Sunday, November 4, 2012

November 4, 2012

Lake Wicwas went from looking like October to looking like November in one fell swoop when Hurricane Sandy blew through.  She didn't cause any significant damage, but she did strip all the remaining leaves off the trees.  There were lots of branches and a few trees blown down, but not nearly as many as in the July 4th storm.  We now have a distinctly November look around the lake.

The large animals around Lake Wicwas are pretty active this time of year.  Two good-size Black Bears were spotted playing together about 200 feet from the lake.   They weren't full sized yet, but may be last year's cubs, now off on their own after being sent away by mother.

There are also many signs of the fall rut taking place, with the White Tail Deer mating season almost here.  The bucks are scenting their territory, both through "antler rubs" and "scrapes".  Rubs are found on small trees, usually about 2 inches in diameter, where they have rubbed their antlers on the trunks, wearing off the bark.   This rub is from a prior year, but it was right next to a scrape just made today, showing that deer use the same trails year after year.
Deer Rub on Beech Tree

The "velvet" on the deer antlers leaves a scent on the tree to inform does and other bucks of its presence.  The rub above is on a beech tree, but they also often use hemlock which is aromatic and adds to the scenting.  This hemlock rub below is fresh, and the smell was quite strong.
Rub on Hemlock

Scrapes are formed when a buck digs at the ground with its hooves, throwing leaves and debris several feet from the spot.  He then scents the fresh soil with his glands and urine. 
Deer Scrape
 This picture shows the proximity of the scrape to the rub shown above on the beech tree.

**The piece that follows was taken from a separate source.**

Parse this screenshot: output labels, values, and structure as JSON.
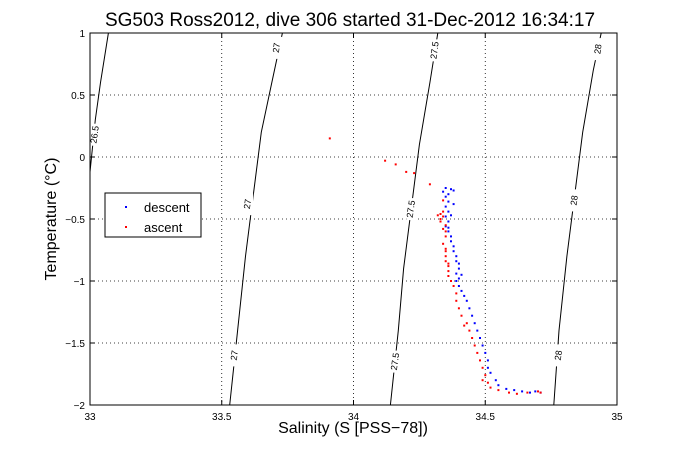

There are a couple of tiny hoof prints in the fresh soil, indicating a smaller animal has been by to investigate, just as the buck intended.
Visitor Hoof Print

Another sign of deer was a small maple tree that has been putting out late "stump-shoots" on which a deer had been browsing, no doubt delighted to find some tender young leaves at this time of year.
Deer Browse on Fall Maple Shoots
 And of course, there's the most frequent sign of deer:
White Tail Scat

The duck migration from the north continues, with more large flocks of wood duck congregating in the evenings.
Signs of another bird - the Pileated Woodpecker - are found around dead trees, either standing snags or fallen on the ground.
Pileated Woodpecker Chips

I came across an unusual sight on the west side of the lake on Sunday:  Someone hanging on the top of a tree with a chain saw in hand.  It looks like dangerous work, but it's the only way to take down a tree that's close to a house or power lines without the use of a crane.

It's a time of year when there's not much human activity on the lake, save a few late-fall fishermen.